Moreover, the need to tailor reported income to meet the exact pennies of analysts' predictions can cause deferment of needed repairs and capital expenditures, which come in lump amounts and at irregular periods. Yet the stock market punishes REITs and other firms that miss the stock market analysts' predictions of income by even tiny amounts per quarter. But these analysts themselves are enmeshed in egregious conflicts of interest because they are used for marketing purposes by investment banking firms, rather than acting as "pure" researchers. Most investment banking firms will not permit their analysts to report regularly on any REIT unless the REIT first does business with it.

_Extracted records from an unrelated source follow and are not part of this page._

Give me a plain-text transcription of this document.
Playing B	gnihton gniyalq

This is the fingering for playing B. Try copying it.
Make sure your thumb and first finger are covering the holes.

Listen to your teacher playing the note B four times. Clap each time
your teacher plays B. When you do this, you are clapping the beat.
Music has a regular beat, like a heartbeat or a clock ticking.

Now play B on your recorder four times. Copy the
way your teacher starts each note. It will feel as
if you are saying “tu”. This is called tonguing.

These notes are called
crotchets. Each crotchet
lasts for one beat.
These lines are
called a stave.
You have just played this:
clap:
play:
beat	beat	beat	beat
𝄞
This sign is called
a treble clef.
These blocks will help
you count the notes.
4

Hence the analysts' predictions are tainted by the pressure to supplement the investment banking deals of their parent firms.
Another pressure for shorter horizons arises during periods of prosperity, when investor competition drives cap rates lower. This can cause internal rates of return (IRRs) to decline as a property is held because sale prices are higher in relation to annual rental income flows.
The shortening of investor time horizons described above also increases the volatility of prices in commercial property markets. And it causes greater absorption of resources in "churning" properties - a major source of inefficiency in stock markets with high turnover rates.
Less focus on basic worth Is the shortening of time horizons among owners of commercial properties good or bad for the economy as a whole? Pressure to increase yields at every specific moment causes more efficient use of capital - at least in theory. But this is paid for by less focus by many owners on the basic value of the properties they own, since they view those properties solely as short-term vehicles for appreciation and gain. Thus, strong pressures arise to pay more attention to how the stock market values properties than how well they are doing "down on the ground," where they are performing their basic social functions. For all the aforementioned reasons, it is by no means clear that this basic shortening of horizons will be good for the nation's real property over the long run.